The information provided to the airlines when passengers make a reservation will be electronically transmitted to the government. In addition to the passenger's name, the "Passenger Name Record" can include phone number, address, hotel and car reservations, frequent-flier program information and other details.
The government hasn't yet said if in this version they will store a database of travel dossiers like they planned to in CAPPS II. One of the first things that will be needed is a Privacy Act request to see if they still want to keep travel dossiers on all of us for 50 years (like CAPPS II wanted to).

It's a good sign though that they no longer seem to be talking about making the airlines put date-of-birth into PNRs.

Most passengers flagged by the system would be subjected to closer searches. A very small number probably would not be allowed to board and could face arrest. . . .

Passengers would not be coded green, yellow or red according to their security status, as was proposed with CAPPS II, said Stone.
That is no different from CAPPS II color codes, just minus the colors. Hopefully the media will be smart enough to see through this spin.

CAPPS II would have also screened passenger lists for wanted criminal suspects. The new version will focus only on terror suspects.
Better. Looking for terrorists instead of bank robbers, deadbeat dads, and parking tickets. But I believe they still will want to expand the program to do these things once established.

The agency backed off from a plan to use commercial databases to try to verify the identity of each passenger. Critics contended that doing so could have led to discrimination against people who moved frequently or had a bad credit history.

Stone said the agency would examine the possibility of using commercial databases by testing them with passenger information from completed flights.
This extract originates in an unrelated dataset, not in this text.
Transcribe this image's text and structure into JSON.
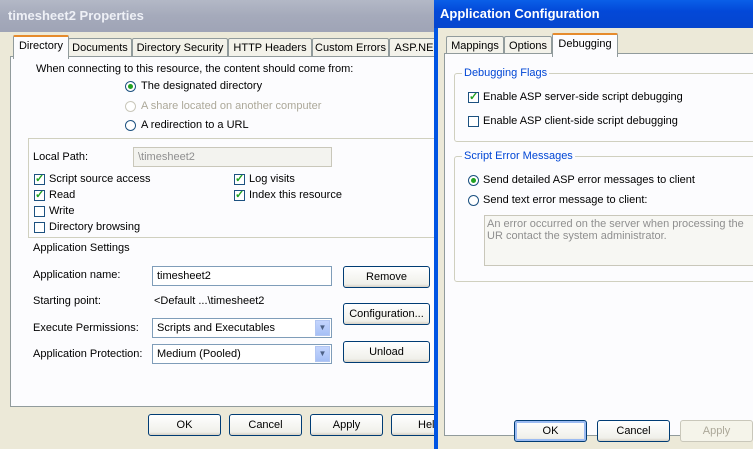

"TSA will not use commercial [databases] unless testing confirms it enhances security and does not violate privacy," said Stone.
Somehow TSA still believes that commercial databases are a wealth of accurate information; maybe they are lucky enough to not receive badly mistargeted junk mail (based on those databases) at their homes, but most of us are not.

Under CAPPS II, the computer system would have tried to predict who might be a terrorist suspect. The new system will not try to do that.
That is a substantial improvement, as such predictive systems are bound to use information the government has no business using (travel patterns, address history, travel companions, credit history, books checked out at library, etc.) and bound to create orders of magnitude more false positives than actual positives.

From TSA press release:
Significant progress has already been made by the U.S. Government by providing greatly expanded No-Fly and Selectee lists to airlines to conduct checks on their own computer systems. New names are being added every day as intelligence and law enforcement agencies submit persons for consideration. Under Secure Flight, TSA will take over responsibility for comparing Passenger Name Record (PNR) information of domestic air passengers to a greatly expanded list of known or suspected terrorists in the Terrorist Screening Center (TSC) database. As the program is phased in, TSA will be able to check passenger records against watch list information not previously available to airlines.
Yes, the public has seen the results of your "greatly expanded no-fly and selectee lists" as you have added names like Edward Kennedy (senator) and John Lewis (congressman) to the lists that already included David Nelson (actor) and Jack Baldwin (MD and WWII veteran). We are not inspired with confidence.

The only substantitive differences I see from CAPPS II are:

1) claim they will not be a full-up "papers please" checkpoint looking for law-enforcement violations

2) claim they will no longer try to predict who might be a terrorist

3) no more talk (yet) of requiring pax DOB, address, and phone on PNRs.

All are important, but the key metric is elimination of harassment due to false alarms and a quick, effective process with independent judicial appeal to clear your name. Lip service is given, but details are short.

I wonder, does Bill Scannell plan to fire up his website again? It would be great to hear from him on this new proposal.